Jerry Nadler beendet Kongress-Karriere

Der Linksliberale hat über Jahrzehnte einen Wahlkreis in Manhattan vertreten.  

Jerrold «Jerry» Nadler hat nun an einem Interview mit der «New York Times» Spekulationen beendet und den Verzicht auf eine erneute Kandidatur bei den Midterms im November 2026 erklärt. Damit beendet der 78-Jährige eine auf 1992 zurück gehende Karriere im US-Kongress. Nadler hat sich in über drei Jahrzehnten einen Namen als streitbarer, aber auch pragmatischer Linksliberaler erwogen. 

Die «Times» liess er wissen, dass er die Grundlagen der amerikanischen Demokratie durch Trump bedroht sieht. Doch trotz seiner grossen Erfahrung sei es nun an der Zeit, jüngeren Generationen Platz zu machen. Nadler war dabei charakteristisch deutlich: «Die Sache mit Biden zu beobachten, hat wirklich etwas über die Notwendigkeit eines Generationswechsels in der Partei gesagt, und ich möchte das respektieren.» Ein jüngerer Nachfolger könne womöglich mehr leisten und der Nation besser helfen.

Nadler ist der dienstälteste Abgeordnete aus New York und jüdischer Herkunft in der unteren Kongresskammer. Er wurde während der ersten Amtsperiode Trumps ein standhafter Kritiker und war massgeblich an den Amtsenthebungsverfahren gegen ihn beteiligt. Nun wirft er Trump die Einführung einer faschistischen Herrschaft vor. 

Begonnen hat der an einer Jeshiwa erzogene Sohn eines Hühnerzüchters seine Karriere nach einem Studium an der Columbia University während der Vietnam-Ära als Abgeordneter im Staatsparlament. Nadler zählte zu einer Generation junger Linker und bewies seine Eigenständigkeit – und politischen Wurzeln – jüngst durch die Unterstützung von Zohran Mamdani bei den Bürgermeisterwahlen der City. 

Zu Recht stolz ist Nadler auf seinen hartnäckigen Einsatz im Kongress für Bundesmittel zu Wiederaufbau des World Trade Center nach 9/11 vor nun 24 Jahren und die Versorgung der bei den Räumungsarbeiten vergifteten Arbeiter, Polizisten und Feuerwehrleute. Er hat sich zudem erfolgreich für das Recht auf gleichgeschlechtliche Ehen stark gemacht und trat 2015 für das von Barack Obama ausgehandelte Atomabkommen mit Iran ein. 

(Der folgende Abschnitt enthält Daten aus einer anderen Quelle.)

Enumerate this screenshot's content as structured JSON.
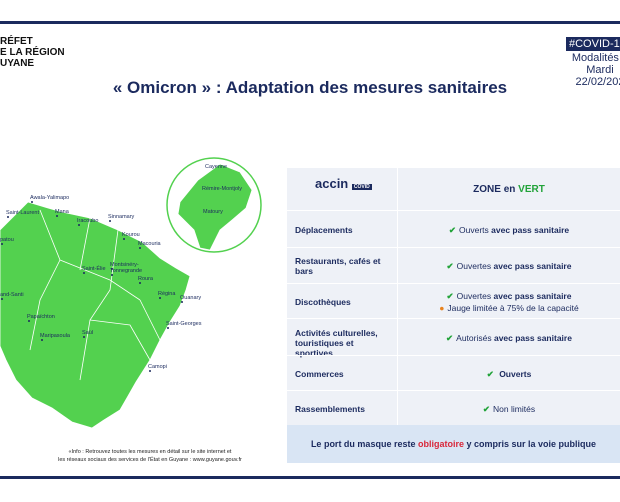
{
  "header": {
    "logo_lines": [
      "RÉFET",
      "E LA RÉGION",
      "UYANE"
    ],
    "badge": "#COVID-1",
    "note_lines": [
      "Modalités a",
      "Mardi",
      "22/02/202"
    ]
  },
  "title": "«  Omicron  » : Adaptation des mesures sanitaires",
  "map": {
    "cities": [
      "Awala-Yalimapo",
      "Mana",
      "Saint-Laurent",
      "patou",
      "Iracoubo",
      "Sinnamary",
      "Kourou",
      "Macouria",
      "Saint-Élie",
      "Montsinéry-",
      "Tonnegrande",
      "Roura",
      "Régina",
      "Ouanary",
      "and-Santi",
      "Papaïchton",
      "Maripasoula",
      "Saül",
      "Saint-Georges",
      "Camopi"
    ],
    "inset_cities": [
      "Cayenne",
      "Rémire-Montjoly",
      "Matoury"
    ]
  },
  "footer_info": [
    "«Info : Retrouvez toutes les mesures en détail sur le site internet et",
    "les réseaux sociaux des services de l'État en Guyane : www.guyane.gouv.fr"
  ],
  "table": {
    "logo": "accin",
    "logo_sub": "COVID",
    "zone_prefix": "ZONE en",
    "zone_color": "VERT",
    "rows": [
      {
        "label": "Déplacements",
        "items": [
          {
            "normal": "Ouverts",
            "bold": "avec pass sanitaire"
          }
        ]
      },
      {
        "label": "Restaurants, cafés et bars",
        "items": [
          {
            "normal": "Ouvertes",
            "bold": "avec pass sanitaire"
          }
        ]
      },
      {
        "label": "Discothèques",
        "items": [
          {
            "normal": "Ouvertes",
            "bold": "avec pass sanitaire"
          },
          {
            "normal": "Jauge limitée à 75% de la capacité",
            "warn": true
          }
        ]
      },
      {
        "label": "Activités culturelles, touristiques et sportives",
        "items": [
          {
            "normal": "Autorisés",
            "bold": "avec pass sanitaire"
          }
        ]
      },
      {
        "label": "Commerces",
        "items": [
          {
            "bold": "Ouverts"
          }
        ]
      },
      {
        "label": "Rassemblements",
        "items": [
          {
            "normal": "Non limités"
          }
        ]
      }
    ],
    "footer": {
      "before": "Le port du masque reste",
      "highlight": "obligatoire",
      "after": "y compris sur la voie publique"
    }
  }
}
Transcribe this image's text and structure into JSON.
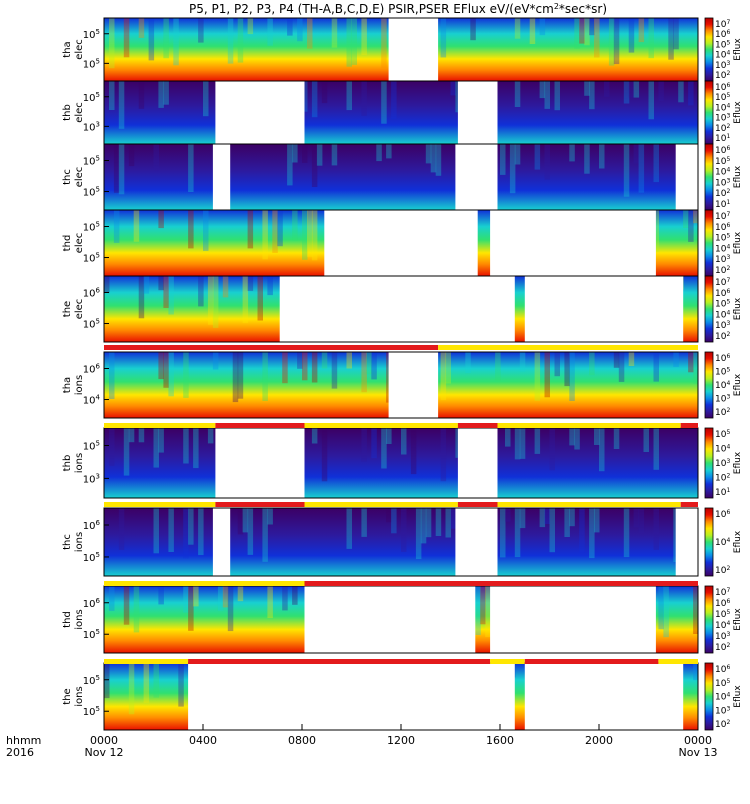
{
  "chart_data": {
    "type": "heatmap",
    "title": "P5, P1, P2, P3, P4 (TH-A,B,C,D,E) PSIR,PSER EFlux eV/(eV*cm²*sec*sr)",
    "title_parts": {
      "main": "P5, P1, P2, P3, P4 (TH-A,B,C,D,E) PSIR,PSER EFlux eV/(eV*cm",
      "sup": "2",
      "tail": "*sec*sr)"
    },
    "x_axis": {
      "label_line1": "hhmm",
      "label_line2": "2016",
      "range_hours": [
        0,
        24
      ],
      "ticks": [
        {
          "hour": 0,
          "text": "0000",
          "date": "Nov 12"
        },
        {
          "hour": 4,
          "text": "0400",
          "date": ""
        },
        {
          "hour": 8,
          "text": "0800",
          "date": ""
        },
        {
          "hour": 12,
          "text": "1200",
          "date": ""
        },
        {
          "hour": 16,
          "text": "1600",
          "date": ""
        },
        {
          "hour": 20,
          "text": "2000",
          "date": ""
        },
        {
          "hour": 24,
          "text": "0000",
          "date": "Nov 13"
        }
      ]
    },
    "colorbar_label": "Eflux",
    "panels": [
      {
        "probe": "tha",
        "species": "elec",
        "y_ticks": [
          "10",
          "10"
        ],
        "y_exps": [
          "5",
          "5"
        ],
        "y_tick_fracs": [
          0.25,
          0.72
        ],
        "cbar_exps": [
          "7",
          "6",
          "5",
          "4",
          "3",
          "2"
        ],
        "gaps": [
          [
            11.5,
            13.5
          ]
        ],
        "dense": []
      },
      {
        "probe": "thb",
        "species": "elec",
        "y_ticks": [
          "10",
          "10"
        ],
        "y_exps": [
          "5",
          "3"
        ],
        "y_tick_fracs": [
          0.25,
          0.72
        ],
        "cbar_exps": [
          "6",
          "5",
          "4",
          "3",
          "2",
          "1"
        ],
        "gaps": [
          [
            4.5,
            8.1
          ],
          [
            14.3,
            15.9
          ]
        ],
        "dense": []
      },
      {
        "probe": "thc",
        "species": "elec",
        "y_ticks": [
          "10",
          "10"
        ],
        "y_exps": [
          "5",
          "5"
        ],
        "y_tick_fracs": [
          0.25,
          0.72
        ],
        "cbar_exps": [
          "6",
          "5",
          "4",
          "3",
          "2",
          "1"
        ],
        "gaps": [
          [
            4.4,
            5.1
          ],
          [
            14.2,
            15.9
          ],
          [
            23.1,
            24.0
          ]
        ],
        "dense": []
      },
      {
        "probe": "thd",
        "species": "elec",
        "y_ticks": [
          "10",
          "10"
        ],
        "y_exps": [
          "5",
          "5"
        ],
        "y_tick_fracs": [
          0.25,
          0.72
        ],
        "cbar_exps": [
          "7",
          "6",
          "5",
          "4",
          "3",
          "2"
        ],
        "gaps": [
          [
            8.9,
            15.1
          ],
          [
            15.6,
            22.3
          ]
        ],
        "dense": []
      },
      {
        "probe": "the",
        "species": "elec",
        "y_ticks": [
          "10",
          "10"
        ],
        "y_exps": [
          "6",
          "5"
        ],
        "y_tick_fracs": [
          0.25,
          0.72
        ],
        "cbar_exps": [
          "7",
          "6",
          "5",
          "4",
          "3",
          "2"
        ],
        "gaps": [
          [
            7.1,
            16.6
          ],
          [
            17.0,
            23.4
          ]
        ],
        "dense": []
      },
      {
        "probe": "tha",
        "species": "ions",
        "y_ticks": [
          "10",
          "10"
        ],
        "y_exps": [
          "6",
          "4"
        ],
        "y_tick_fracs": [
          0.25,
          0.72
        ],
        "cbar_exps": [
          "6",
          "5",
          "4",
          "3",
          "2"
        ],
        "gaps": [
          [
            11.5,
            13.5
          ]
        ],
        "dense": []
      },
      {
        "probe": "thb",
        "species": "ions",
        "y_ticks": [
          "10",
          "10"
        ],
        "y_exps": [
          "5",
          "3"
        ],
        "y_tick_fracs": [
          0.25,
          0.72
        ],
        "cbar_exps": [
          "5",
          "4",
          "3",
          "2",
          "1"
        ],
        "gaps": [
          [
            4.5,
            8.1
          ],
          [
            14.3,
            15.9
          ]
        ],
        "dense": []
      },
      {
        "probe": "thc",
        "species": "ions",
        "y_ticks": [
          "10",
          "10"
        ],
        "y_exps": [
          "6",
          "5"
        ],
        "y_tick_fracs": [
          0.25,
          0.72
        ],
        "cbar_exps": [
          "6",
          "4",
          "2"
        ],
        "gaps": [
          [
            4.4,
            5.1
          ],
          [
            14.2,
            15.9
          ],
          [
            23.1,
            24.0
          ]
        ],
        "dense": []
      },
      {
        "probe": "thd",
        "species": "ions",
        "y_ticks": [
          "10",
          "10"
        ],
        "y_exps": [
          "6",
          "5"
        ],
        "y_tick_fracs": [
          0.25,
          0.72
        ],
        "cbar_exps": [
          "7",
          "6",
          "5",
          "4",
          "3",
          "2"
        ],
        "gaps": [
          [
            8.1,
            15.0
          ],
          [
            15.6,
            22.3
          ]
        ],
        "dense": []
      },
      {
        "probe": "the",
        "species": "ions",
        "y_ticks": [
          "10",
          "10"
        ],
        "y_exps": [
          "5",
          "5"
        ],
        "y_tick_fracs": [
          0.25,
          0.72
        ],
        "cbar_exps": [
          "6",
          "5",
          "4",
          "3",
          "2"
        ],
        "gaps": [
          [
            3.4,
            16.6
          ],
          [
            17.0,
            23.4
          ]
        ],
        "dense": []
      }
    ],
    "mode_bars": [
      {
        "after_panel": 4,
        "segments": [
          {
            "from": 0,
            "to": 13.5,
            "color": "#e31a1c"
          },
          {
            "from": 13.5,
            "to": 24,
            "color": "#ffe600"
          }
        ]
      },
      {
        "after_panel": 5,
        "segments": [
          {
            "from": 0,
            "to": 4.5,
            "color": "#ffe600"
          },
          {
            "from": 4.5,
            "to": 8.1,
            "color": "#e31a1c"
          },
          {
            "from": 8.1,
            "to": 14.3,
            "color": "#ffe600"
          },
          {
            "from": 14.3,
            "to": 15.9,
            "color": "#e31a1c"
          },
          {
            "from": 15.9,
            "to": 23.3,
            "color": "#ffe600"
          },
          {
            "from": 23.3,
            "to": 24,
            "color": "#e31a1c"
          }
        ]
      },
      {
        "after_panel": 6,
        "segments": [
          {
            "from": 0,
            "to": 4.5,
            "color": "#ffe600"
          },
          {
            "from": 4.5,
            "to": 8.1,
            "color": "#e31a1c"
          },
          {
            "from": 8.1,
            "to": 14.3,
            "color": "#ffe600"
          },
          {
            "from": 14.3,
            "to": 15.9,
            "color": "#e31a1c"
          },
          {
            "from": 15.9,
            "to": 23.3,
            "color": "#ffe600"
          },
          {
            "from": 23.3,
            "to": 24,
            "color": "#e31a1c"
          }
        ]
      },
      {
        "after_panel": 7,
        "segments": [
          {
            "from": 0,
            "to": 8.1,
            "color": "#ffe600"
          },
          {
            "from": 8.1,
            "to": 24,
            "color": "#e31a1c"
          }
        ]
      },
      {
        "after_panel": 8,
        "segments": [
          {
            "from": 0,
            "to": 3.4,
            "color": "#ffe600"
          },
          {
            "from": 3.4,
            "to": 15.6,
            "color": "#e31a1c"
          },
          {
            "from": 15.6,
            "to": 17.0,
            "color": "#ffe600"
          },
          {
            "from": 17.0,
            "to": 22.4,
            "color": "#e31a1c"
          },
          {
            "from": 22.4,
            "to": 24,
            "color": "#ffe600"
          }
        ]
      }
    ],
    "colors": {
      "rainbow": [
        "#3c0064",
        "#2d1a9e",
        "#1030d8",
        "#0a8ce8",
        "#18d0d0",
        "#30e070",
        "#b8f020",
        "#ffe600",
        "#ff8a00",
        "#e81000",
        "#b80000"
      ]
    }
  }
}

Nadler vertritt den Bezirk mit der grössten jüdischen Bevölkerung im Kongress vertritt, war aber auch einer der ersten Demokraten, die Israel für die Kriegsführung in Gaza kritisiert haben: Nadlers Bezirk umfasste zwar lange Teile von Brooklyn mit den dort beheimaten Haredim-Gemeinschaften. Aber sein eigentlicher Beritt war die linksliberale Hochburg Manhattan mit grossen Reform- und unabhängigen Synagogen. Er teilte der «Times» resigniert mit: «Ich weiss nicht, was ich an diesem Punkt noch sagen soll. Ich kann das Verhalten Israels nicht verteidigen.»

Persönlich ginge es ihm jedoch gut. Nadler hat seine Gewichtsprobleme bewältigt und freut sich nun über seinen Hausarzt. Der habe ihm empfohlen, mehr Vanilleeis zu essen: «damit ich mehr Kalzium aufnehme» (Link).